As the top-rated and most professional robot game in China, the WRC attracted many top players, some of them having been crowned world champions or set world records.
According to the Publicity Department of Wuhan Development Zone Working Committee (Hannan District Committee), the contest was jointly held by Ministry of Industry and Information Technology, Chinese Institute of Electronics and Wuhan Development Zone.
During the three-day event, competitions such as robot soccer matches, underwater detection, as well as offense and defense confrontations were held.
In the competition field, four Indian contestants were calibrating their robots. They were from a team that took the first place in the unmanned aerial vehicle group of a national robot competition in India. One of them, now a junior student majoring in electronic telecommunication engineering at a technology university in New Delhi, has already started a company developing and marketing a cleaning robot using solar energy.
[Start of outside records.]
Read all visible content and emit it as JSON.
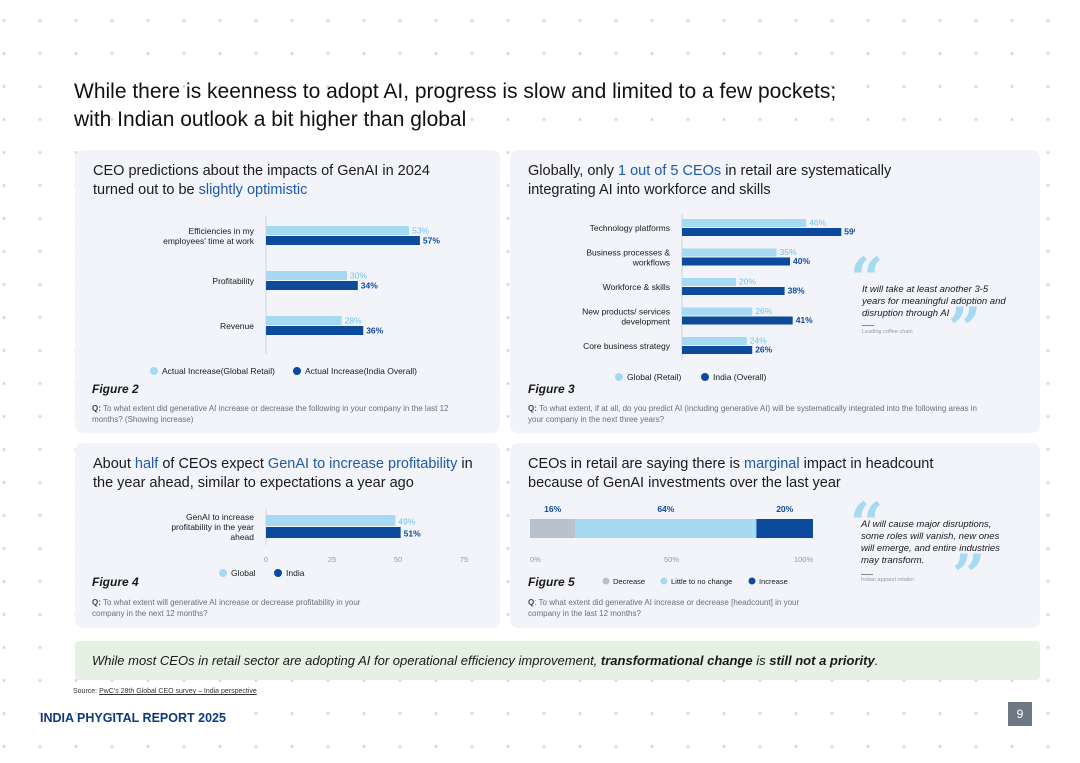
{
  "title": {
    "line1": "While there is keenness to adopt AI, progress is slow and limited to a few pockets;",
    "line2": "with Indian outlook a bit higher than global"
  },
  "colors": {
    "global": "#a6d9f2",
    "india": "#0c4a9c",
    "decrease": "#b9c2cc",
    "accent": "#1e5aa8"
  },
  "panel2": {
    "title_pre": "CEO predictions about the impacts of GenAI in 2024 turned out to be ",
    "title_hl": "slightly optimistic",
    "figure": "Figure 2",
    "question_q": "Q:",
    "question": " To what extent did generative AI increase or decrease the following in your company in the last 12 months? (Showing increase)"
  },
  "panel3": {
    "title_pre": "Globally, only ",
    "title_hl": "1 out of 5 CEOs",
    "title_post": " in retail are systematically integrating AI into workforce and skills",
    "figure": "Figure 3",
    "question_q": "Q:",
    "question": " To what extent, if at all, do you predict AI (including generative AI) will be systematically integrated into the following areas in your company in the next three years?",
    "quote": "It will take at least another 3-5 years for meaningful adoption and disruption through AI",
    "quote_source": "Leading coffee chain"
  },
  "panel4": {
    "title_pre": "About ",
    "title_hl1": "half",
    "title_mid": " of CEOs expect ",
    "title_hl2": "GenAI to increase profitability",
    "title_post": " in the year ahead, similar to expectations a year ago",
    "figure": "Figure 4",
    "question_q": "Q:",
    "question": " To what extent will generative AI increase or decrease profitability in your company in the next 12 months?"
  },
  "panel5": {
    "title_pre": "CEOs in retail are saying there is ",
    "title_hl": "marginal",
    "title_post": " impact in headcount because of GenAI investments over the last year",
    "figure": "Figure 5",
    "question_q": "Q",
    "question": ": To what extent did generative AI increase or decrease [headcount] in your company in the last 12 months?",
    "quote": "AI will cause major disruptions, some roles will vanish, new ones will emerge, and entire industries may transform.",
    "quote_source": "Indian apparel retailer"
  },
  "chart_data": [
    {
      "type": "bar",
      "orientation": "horizontal",
      "categories": [
        "Efficiencies in my employees' time at work",
        "Profitability",
        "Revenue"
      ],
      "series": [
        {
          "name": "Actual Increase(Global Retail)",
          "values": [
            53,
            30,
            28
          ]
        },
        {
          "name": "Actual Increase(India Overall)",
          "values": [
            57,
            34,
            36
          ]
        }
      ],
      "value_suffix": "%",
      "legend": "bottom"
    },
    {
      "type": "bar",
      "orientation": "horizontal",
      "categories": [
        "Technology platforms",
        "Business processes & workflows",
        "Workforce & skills",
        "New products/ services development",
        "Core business strategy"
      ],
      "series": [
        {
          "name": "Global (Retail)",
          "values": [
            46,
            35,
            20,
            26,
            24
          ]
        },
        {
          "name": "India (Overall)",
          "values": [
            59,
            40,
            38,
            41,
            26
          ]
        }
      ],
      "value_suffix": "%",
      "legend": "bottom"
    },
    {
      "type": "bar",
      "orientation": "horizontal",
      "categories": [
        "GenAI to increase profitability in the year ahead"
      ],
      "series": [
        {
          "name": "Global",
          "values": [
            49
          ]
        },
        {
          "name": "India",
          "values": [
            51
          ]
        }
      ],
      "value_suffix": "%",
      "xlim": [
        0,
        75
      ],
      "xticks": [
        "0",
        "25",
        "50",
        "75"
      ],
      "legend": "bottom"
    },
    {
      "type": "bar",
      "orientation": "stacked-horizontal",
      "series": [
        {
          "name": "Decrease",
          "values": [
            16
          ]
        },
        {
          "name": "Little to no change",
          "values": [
            64
          ]
        },
        {
          "name": "Increase",
          "values": [
            20
          ]
        }
      ],
      "value_suffix": "%",
      "xticks": [
        "0%",
        "50%",
        "100%"
      ],
      "legend": "bottom"
    }
  ],
  "summary": {
    "pre": "While most CEOs in retail sector are adopting AI for operational efficiency improvement, ",
    "b1": "transformational change",
    "mid": " is ",
    "b2": "still not a priority",
    "post": "."
  },
  "source": {
    "label": "Source: ",
    "link": "PwC's 28th Global CEO survey – India perspective"
  },
  "footer": {
    "title": "INDIA PHYGITAL REPORT 2025",
    "page": "9"
  }
}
Zhu Biyun, the national champion of last year's RoboCup, was busying operating his robots in a 3V3 soccer game. The field was six meters long and four meters wide, and the "football" was about the size of a ping pong ball. Zhu seized a golden opportunity and scored.
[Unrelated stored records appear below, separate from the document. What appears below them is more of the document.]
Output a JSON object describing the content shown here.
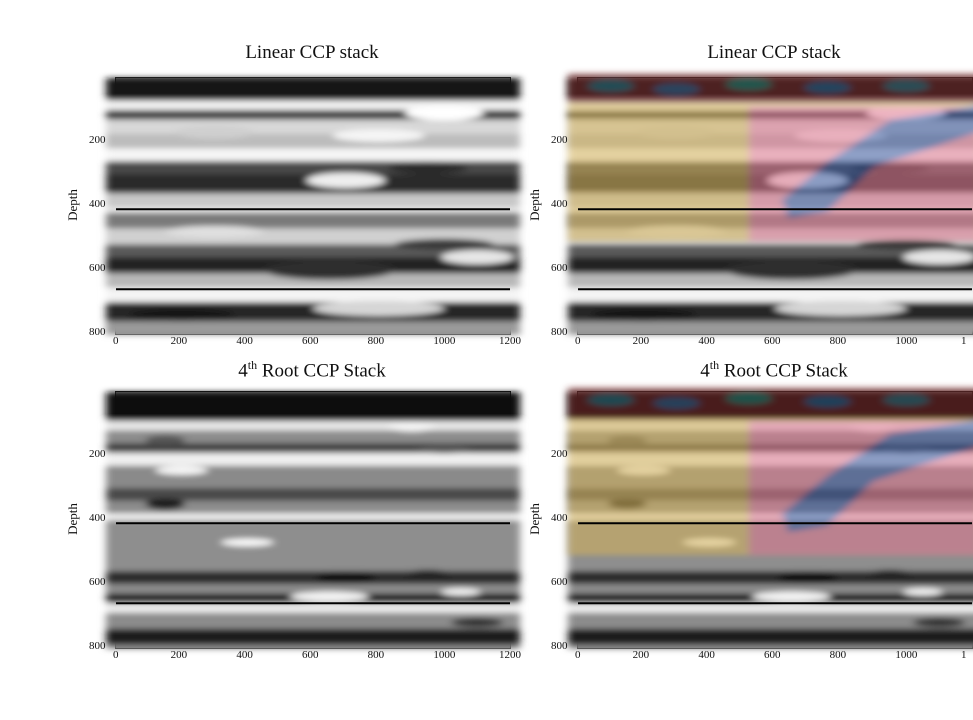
{
  "chart_data": [
    {
      "type": "heatmap",
      "title": "Linear CCP stack",
      "ylabel": "Depth",
      "xlabel": "",
      "xlim": [
        0,
        1200
      ],
      "ylim": [
        800,
        0
      ],
      "x_ticks": [
        "0",
        "200",
        "400",
        "600",
        "800",
        "1000",
        "1200"
      ],
      "y_ticks": [
        "200",
        "400",
        "600",
        "800"
      ],
      "reference_lines_depth": [
        410,
        660
      ],
      "colormap": "grayscale"
    },
    {
      "type": "heatmap",
      "title": "Linear CCP stack",
      "ylabel": "Depth",
      "xlabel": "",
      "xlim": [
        0,
        1200
      ],
      "ylim": [
        800,
        0
      ],
      "x_ticks": [
        "0",
        "200",
        "400",
        "600",
        "800",
        "1000",
        "1"
      ],
      "y_ticks": [
        "200",
        "400",
        "600",
        "800"
      ],
      "reference_lines_depth": [
        410,
        660
      ],
      "colormap": "grayscale with color overlay"
    },
    {
      "type": "heatmap",
      "title_main": "4",
      "title_sup": "th",
      "title_rest": " Root CCP Stack",
      "ylabel": "Depth",
      "xlabel": "",
      "xlim": [
        0,
        1200
      ],
      "ylim": [
        800,
        0
      ],
      "x_ticks": [
        "0",
        "200",
        "400",
        "600",
        "800",
        "1000",
        "1200"
      ],
      "y_ticks": [
        "200",
        "400",
        "600",
        "800"
      ],
      "reference_lines_depth": [
        410,
        660
      ],
      "colormap": "grayscale"
    },
    {
      "type": "heatmap",
      "title_main": "4",
      "title_sup": "th",
      "title_rest": " Root CCP Stack",
      "ylabel": "Depth",
      "xlabel": "",
      "xlim": [
        0,
        1200
      ],
      "ylim": [
        800,
        0
      ],
      "x_ticks": [
        "0",
        "200",
        "400",
        "600",
        "800",
        "1000",
        "1"
      ],
      "y_ticks": [
        "200",
        "400",
        "600",
        "800"
      ],
      "reference_lines_depth": [
        410,
        660
      ],
      "colormap": "grayscale with color overlay"
    }
  ]
}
"It's in!" Zhu was excited. On top of each robot there were five color codes, and two parallel cameras above the soccer field. After the cameras sent the photos to a computer for analysis, the positions of robots and the ball could be determined for automatic decision-making. Further moves would be sent to the robots by signals.
"We are more like coaches. The moves of robots are not determined by us, but algorithm. Quality of programs and condition of robots usually determine the results," he said.
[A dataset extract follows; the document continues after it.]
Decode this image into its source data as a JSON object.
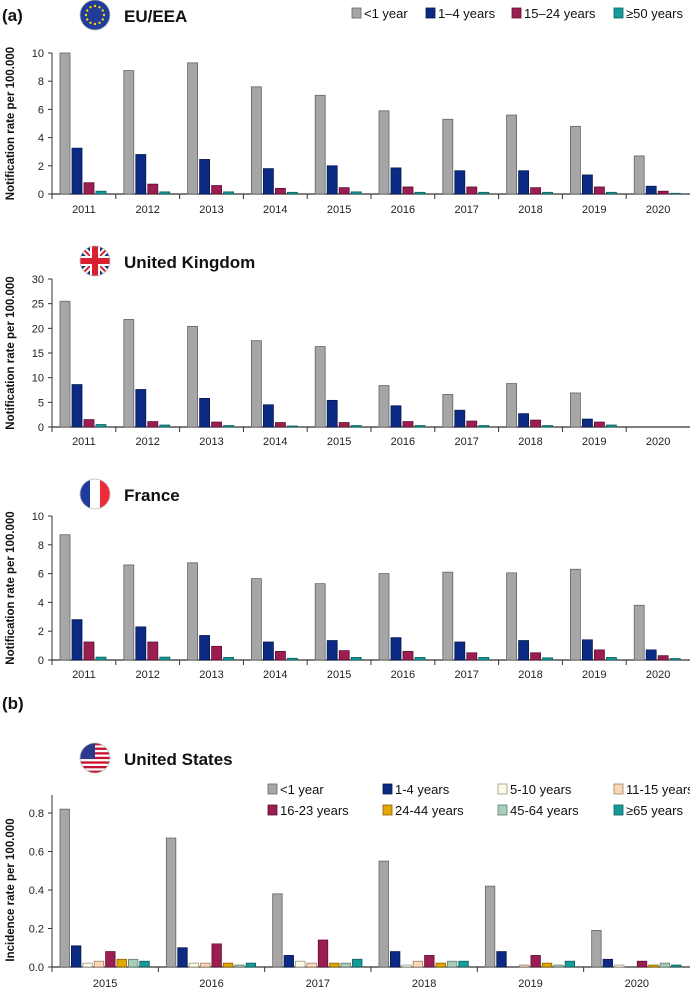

According to Zhang Chun, the contest director, the 2018 WRC was also a platform for technical exchange, promotion and talent training, which greatly enhanced global cooperation in robotics industry.
Statistics show that the size of global robot market reached 160 billion yuan in 2017, and is expected to top 240 billion yuan by 2020. Wuhan Development Zone has thus proposed to transform itself into a "capital of robots."
The zone has been known as the "capital of cars" due to its strong automobile industry. Last year, it achieved a total output value of 144.3 billion yuan, ranking the first in Wuhan. The automobile and auto parts industries accounted for 75 percent. However, as the development of China's automobile industry has slowed down from the previous high and medium speed, the local government has eyed robotics as its new growth engine.
A sound industrial base and application market have rendered the development zone a main battlefield in Wuhan's industrial economic development. The development zone has put about 3,500 units of robots into use. Its density of industrial robot use is about 100 units per 10,000 workers, which is above the national average but still lags behind world's developed countries.
To narrow the gap, a robot town is being built in the zone to achieve the industry's annual output value goal of 10 billion yuan by 2020, 30 billion yuan by 2022, and 50 billion yuan by 2025.
The holding of the WRC is a step forward for the construction of the robot town. The development zone will solicit capital, technology and talents in fields of big data, cloud computing, and industrial Internet of Things to form an ecosystem surrounding robot industry. Wuhan Development Zone is set to become a robot industry base of national importance and global influence in the near future.